Data scientists dominated conversations in the big-data era, as industries, disciplines, and public agencies that had previously done without coding and math sought new specialists. But these new hires had no clear tasks and felt uneasy under the spotlight.

How did some scattered nerds and hackers turn mostly familiar and partly questionable ideas into a new profession?

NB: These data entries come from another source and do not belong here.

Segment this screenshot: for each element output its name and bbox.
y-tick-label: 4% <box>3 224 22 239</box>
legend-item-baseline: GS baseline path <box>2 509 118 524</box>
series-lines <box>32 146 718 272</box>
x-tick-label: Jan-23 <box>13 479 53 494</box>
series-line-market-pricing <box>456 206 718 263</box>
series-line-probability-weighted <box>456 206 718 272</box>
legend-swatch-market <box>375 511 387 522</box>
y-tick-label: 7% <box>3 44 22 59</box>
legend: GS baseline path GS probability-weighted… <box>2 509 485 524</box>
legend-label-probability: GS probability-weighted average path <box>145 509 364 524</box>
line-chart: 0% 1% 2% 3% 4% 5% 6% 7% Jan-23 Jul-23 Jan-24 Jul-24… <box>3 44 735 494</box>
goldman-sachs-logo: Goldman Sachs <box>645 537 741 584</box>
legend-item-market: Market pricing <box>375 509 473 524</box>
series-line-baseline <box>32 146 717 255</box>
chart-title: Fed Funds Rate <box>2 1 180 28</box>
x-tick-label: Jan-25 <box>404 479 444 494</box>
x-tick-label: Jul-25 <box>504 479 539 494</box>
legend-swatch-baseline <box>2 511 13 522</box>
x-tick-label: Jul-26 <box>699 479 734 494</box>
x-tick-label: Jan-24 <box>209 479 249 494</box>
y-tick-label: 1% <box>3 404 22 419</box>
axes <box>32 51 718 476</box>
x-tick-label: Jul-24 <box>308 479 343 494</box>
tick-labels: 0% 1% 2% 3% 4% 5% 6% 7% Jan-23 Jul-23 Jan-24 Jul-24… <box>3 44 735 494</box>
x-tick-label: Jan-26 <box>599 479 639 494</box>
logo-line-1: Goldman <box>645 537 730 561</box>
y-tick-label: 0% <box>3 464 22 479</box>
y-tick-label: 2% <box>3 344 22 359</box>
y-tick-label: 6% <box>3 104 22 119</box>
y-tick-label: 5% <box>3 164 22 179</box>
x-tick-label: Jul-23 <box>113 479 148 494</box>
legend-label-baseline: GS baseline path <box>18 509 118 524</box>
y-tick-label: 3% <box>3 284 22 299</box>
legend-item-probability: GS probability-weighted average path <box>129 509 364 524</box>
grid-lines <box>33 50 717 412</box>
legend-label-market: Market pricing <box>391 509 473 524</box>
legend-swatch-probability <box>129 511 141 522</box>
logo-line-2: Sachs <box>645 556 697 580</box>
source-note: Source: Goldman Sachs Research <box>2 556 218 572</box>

In this talk, recorded at BESI on October 21, sociologist Philipp Brandt draws on the history of quantitative thought, a reflexive data science-of-data science exercise, and three years of observations of semi-public gatherings in New York City’s tech scene in the early 2010s to show how participants devised the technical machinery for seeing the world through datasets.

Ultimately, Brandt shows how the interplay of personal reflection, technical rigor, and collective scrutiny gave the big-data era, for better or for worse, a human face.

About the speaker

Philipp Brandt is an assistant professor of sociology at Sciences Po, Paris, and a chercheur at the Centre de Sociologie des Organisations. Previously, he was a postdoctoral researcher at the University of Mannheim, Germany. He holds a Ph.D. in sociology from Columbia University in New York City.

In his research, Brandt develops computational approaches to study work trajectories and activities in emergent, precarious, and otherwise unstable settings. His projects address a series of complementary questions, such as how experts define their role and identity in the digital era, how street-level bureaucrats operate in a hostile political setting, and how immigrant workers array jobs and gigs into careers outside of established paths. In particular, he focuses on integrating ideas from qualitative research into analyses of large-scale behavioral records for making new sociological observations. His findings inform a larger argument about non-standard work by revealing how workers leverage gaps between their work’s underlying social arrangements and overt appearances for distinct gains.